See related Letter by Wlodzimirow and Abu-Hanna,

Published: 9 February 2013



Critically ill cirrhosis patients awaiting liver transplantation (LT) often receive prioritization for organ allocation. Identification of patients most likely to benefit is essential. The purpose of this study was to examine whether the Sequential Organ Failure Assessment (SOFA) score can predict 90-day mortality in critically ill recipients of LT and whether it can predict receipt of LT among critically ill cirrhosis listed awaiting LT.


We performed a multicenter retrospective cohort study consisting of two datasets: (a) all critically-ill cirrhosis patients requiring intensive care unit (ICU) admission before LT at five transplant centers in Canada from 2000 through 2009 (one site, 1990 through 2009), and (b) critically ill cirrhosis patients receiving LT from ICU (n = 115) and those listed but not receiving LT before death (n = 106) from two centers where complete data were available.


In the first dataset, 198 critically ill cirrhosis patients receiving LT (mean (SD) age 53 (10) years, 66% male, median (IQR) model for end-stage liver disease (MELD) 34 (26-39)) were included. Mean (SD) SOFA scores at ICU admission, at 48 hours, and at LT were 12.5 (4), 13.0 (5), and 14.0 (4). Survival at 90 days was 84% (n = 166). In multivariable analysis, only older age was independently associated with reduced 90-day survival (odds ratio (OR), 1.07; 95% CI, 1.01 to 1.14; P = 0.013). SOFA score did not predict 90-day mortality at any time. In the second dataset, 47.9% (n = 106) of cirrhosis patients listed for LT died in the ICU waiting for LT. In multivariable analysis, higher SOFA at 48 hours after admission was independently associated with lower probability of receiving LT (OR, 0.89; 95% CI, 0.82 to 0.97; P = 0.006). When including serum lactate and SOFA at 48 hours in the final model, elevated lactate (at 48 hours) was also significantly associated with lower likelihood of receiving LT (0.32; 0.17 to 0.61; P = 0.001).

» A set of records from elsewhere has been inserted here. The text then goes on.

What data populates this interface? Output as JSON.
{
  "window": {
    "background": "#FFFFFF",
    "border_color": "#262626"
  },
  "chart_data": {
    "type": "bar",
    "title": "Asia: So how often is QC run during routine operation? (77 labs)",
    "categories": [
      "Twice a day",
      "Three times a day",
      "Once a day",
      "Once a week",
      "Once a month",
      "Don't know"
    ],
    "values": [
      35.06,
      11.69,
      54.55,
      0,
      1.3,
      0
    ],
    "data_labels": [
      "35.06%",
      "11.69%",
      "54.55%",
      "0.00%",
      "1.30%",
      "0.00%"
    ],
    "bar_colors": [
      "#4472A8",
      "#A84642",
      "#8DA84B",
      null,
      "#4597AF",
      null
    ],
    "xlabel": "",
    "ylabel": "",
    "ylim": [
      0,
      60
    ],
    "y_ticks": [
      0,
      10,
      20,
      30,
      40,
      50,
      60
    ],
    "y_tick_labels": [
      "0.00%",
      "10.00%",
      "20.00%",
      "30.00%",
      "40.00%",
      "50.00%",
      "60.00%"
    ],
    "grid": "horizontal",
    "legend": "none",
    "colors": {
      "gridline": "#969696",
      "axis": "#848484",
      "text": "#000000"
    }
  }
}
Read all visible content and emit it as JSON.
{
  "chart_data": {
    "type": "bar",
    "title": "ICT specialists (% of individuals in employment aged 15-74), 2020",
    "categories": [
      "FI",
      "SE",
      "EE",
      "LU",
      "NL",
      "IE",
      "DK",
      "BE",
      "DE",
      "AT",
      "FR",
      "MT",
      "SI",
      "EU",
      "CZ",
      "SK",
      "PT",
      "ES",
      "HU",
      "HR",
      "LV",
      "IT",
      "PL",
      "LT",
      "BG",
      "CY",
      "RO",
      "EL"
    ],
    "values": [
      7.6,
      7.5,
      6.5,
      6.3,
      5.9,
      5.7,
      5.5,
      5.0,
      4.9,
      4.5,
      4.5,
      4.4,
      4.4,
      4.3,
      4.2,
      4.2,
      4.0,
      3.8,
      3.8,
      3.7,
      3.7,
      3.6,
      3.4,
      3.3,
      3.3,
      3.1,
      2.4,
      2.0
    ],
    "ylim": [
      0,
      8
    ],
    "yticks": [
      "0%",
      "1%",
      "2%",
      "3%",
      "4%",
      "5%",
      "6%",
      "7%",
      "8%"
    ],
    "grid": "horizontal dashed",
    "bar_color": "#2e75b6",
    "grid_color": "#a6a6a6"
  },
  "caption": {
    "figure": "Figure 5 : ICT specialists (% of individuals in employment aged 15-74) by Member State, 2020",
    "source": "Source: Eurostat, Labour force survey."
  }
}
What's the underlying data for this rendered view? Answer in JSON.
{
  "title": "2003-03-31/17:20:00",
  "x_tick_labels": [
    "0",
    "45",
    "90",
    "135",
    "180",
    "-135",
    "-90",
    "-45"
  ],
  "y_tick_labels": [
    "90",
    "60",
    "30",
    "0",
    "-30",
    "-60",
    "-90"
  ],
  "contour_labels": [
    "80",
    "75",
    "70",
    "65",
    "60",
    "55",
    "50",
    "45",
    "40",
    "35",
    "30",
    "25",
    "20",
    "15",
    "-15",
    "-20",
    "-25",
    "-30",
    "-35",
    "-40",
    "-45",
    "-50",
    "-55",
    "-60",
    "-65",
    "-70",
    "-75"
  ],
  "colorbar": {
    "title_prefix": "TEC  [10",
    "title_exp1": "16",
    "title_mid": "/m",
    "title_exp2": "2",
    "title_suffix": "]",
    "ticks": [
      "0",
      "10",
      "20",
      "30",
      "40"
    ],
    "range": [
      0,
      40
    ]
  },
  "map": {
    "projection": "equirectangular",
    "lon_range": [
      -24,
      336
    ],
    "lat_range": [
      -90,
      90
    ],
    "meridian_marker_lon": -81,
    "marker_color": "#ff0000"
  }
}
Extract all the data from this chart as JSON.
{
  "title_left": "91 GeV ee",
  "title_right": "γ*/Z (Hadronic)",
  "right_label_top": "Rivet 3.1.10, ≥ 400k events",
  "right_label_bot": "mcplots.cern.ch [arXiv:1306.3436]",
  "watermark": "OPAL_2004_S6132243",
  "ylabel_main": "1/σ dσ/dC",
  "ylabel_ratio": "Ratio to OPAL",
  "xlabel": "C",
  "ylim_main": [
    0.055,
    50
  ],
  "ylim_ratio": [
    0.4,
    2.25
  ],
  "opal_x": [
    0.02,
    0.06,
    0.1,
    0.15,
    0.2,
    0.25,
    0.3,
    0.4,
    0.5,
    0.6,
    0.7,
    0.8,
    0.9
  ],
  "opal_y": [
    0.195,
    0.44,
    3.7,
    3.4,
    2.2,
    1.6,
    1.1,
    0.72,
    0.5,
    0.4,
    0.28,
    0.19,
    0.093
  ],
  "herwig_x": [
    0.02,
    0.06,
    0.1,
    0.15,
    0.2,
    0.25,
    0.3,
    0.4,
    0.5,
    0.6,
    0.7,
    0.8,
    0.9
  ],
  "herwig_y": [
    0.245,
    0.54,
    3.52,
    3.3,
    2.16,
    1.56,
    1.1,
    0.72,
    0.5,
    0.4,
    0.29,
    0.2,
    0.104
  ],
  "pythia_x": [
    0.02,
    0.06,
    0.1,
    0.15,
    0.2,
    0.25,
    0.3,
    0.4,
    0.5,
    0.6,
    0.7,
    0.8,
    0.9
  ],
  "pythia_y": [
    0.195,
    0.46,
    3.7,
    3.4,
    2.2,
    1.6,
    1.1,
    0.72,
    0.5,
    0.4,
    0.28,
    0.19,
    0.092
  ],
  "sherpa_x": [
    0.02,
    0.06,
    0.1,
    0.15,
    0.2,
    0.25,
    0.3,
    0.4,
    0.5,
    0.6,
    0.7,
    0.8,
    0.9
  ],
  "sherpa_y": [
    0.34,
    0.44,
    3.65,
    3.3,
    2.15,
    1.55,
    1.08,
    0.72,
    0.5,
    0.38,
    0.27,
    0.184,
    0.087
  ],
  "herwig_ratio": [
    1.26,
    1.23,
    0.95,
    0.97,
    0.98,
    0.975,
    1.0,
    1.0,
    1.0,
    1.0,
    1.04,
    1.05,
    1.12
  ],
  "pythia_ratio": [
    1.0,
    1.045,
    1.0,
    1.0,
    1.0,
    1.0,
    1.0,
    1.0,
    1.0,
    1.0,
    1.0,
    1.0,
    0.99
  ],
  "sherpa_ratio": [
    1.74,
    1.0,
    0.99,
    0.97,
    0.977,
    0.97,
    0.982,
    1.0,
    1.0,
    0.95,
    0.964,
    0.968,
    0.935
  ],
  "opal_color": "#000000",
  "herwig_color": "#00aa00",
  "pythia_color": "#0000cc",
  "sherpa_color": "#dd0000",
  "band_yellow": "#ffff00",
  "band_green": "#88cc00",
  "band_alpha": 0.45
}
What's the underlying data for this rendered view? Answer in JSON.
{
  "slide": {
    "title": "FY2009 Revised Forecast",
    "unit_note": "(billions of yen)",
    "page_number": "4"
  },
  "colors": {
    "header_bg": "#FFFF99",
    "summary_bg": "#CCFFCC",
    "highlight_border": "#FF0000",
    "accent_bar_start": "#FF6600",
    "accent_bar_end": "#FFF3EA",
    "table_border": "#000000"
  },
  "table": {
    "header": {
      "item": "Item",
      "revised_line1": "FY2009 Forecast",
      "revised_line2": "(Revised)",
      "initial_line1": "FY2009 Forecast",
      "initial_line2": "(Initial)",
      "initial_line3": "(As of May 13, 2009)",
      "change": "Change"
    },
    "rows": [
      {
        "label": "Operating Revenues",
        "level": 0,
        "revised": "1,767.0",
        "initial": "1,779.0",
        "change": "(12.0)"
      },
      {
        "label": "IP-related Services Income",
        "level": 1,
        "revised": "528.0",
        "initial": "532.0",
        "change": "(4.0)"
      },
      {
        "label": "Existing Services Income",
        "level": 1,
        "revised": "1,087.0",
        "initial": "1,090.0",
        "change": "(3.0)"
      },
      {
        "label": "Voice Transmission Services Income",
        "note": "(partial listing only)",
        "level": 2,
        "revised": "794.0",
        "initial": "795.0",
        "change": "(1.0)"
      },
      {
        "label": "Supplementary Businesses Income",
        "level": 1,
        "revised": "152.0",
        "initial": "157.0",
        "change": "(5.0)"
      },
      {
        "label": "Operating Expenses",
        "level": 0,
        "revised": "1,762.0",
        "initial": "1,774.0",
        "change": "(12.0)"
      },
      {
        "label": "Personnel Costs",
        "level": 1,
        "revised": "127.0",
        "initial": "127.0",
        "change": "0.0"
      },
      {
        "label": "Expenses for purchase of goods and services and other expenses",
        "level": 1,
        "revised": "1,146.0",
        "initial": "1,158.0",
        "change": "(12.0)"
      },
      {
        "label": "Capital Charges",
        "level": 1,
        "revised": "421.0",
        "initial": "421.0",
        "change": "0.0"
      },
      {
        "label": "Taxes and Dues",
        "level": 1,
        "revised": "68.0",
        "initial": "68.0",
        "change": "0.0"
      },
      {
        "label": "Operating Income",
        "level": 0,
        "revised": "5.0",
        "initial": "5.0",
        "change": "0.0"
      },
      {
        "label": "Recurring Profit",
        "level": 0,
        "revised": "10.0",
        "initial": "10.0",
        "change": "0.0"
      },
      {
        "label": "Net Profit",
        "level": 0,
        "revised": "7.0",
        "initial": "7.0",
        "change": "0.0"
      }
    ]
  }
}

SOFA appears poor at predicting 90-day survival in critically ill cirrhosis patients after LT, but higher SOFA score and elevated lactate 48 hours after ICU admission are associated with a lower probability receiving LT. Older critically ill cirrhosis patients (older than 60) receiving LT have worse 90-day survival and should be considered for LT with caution.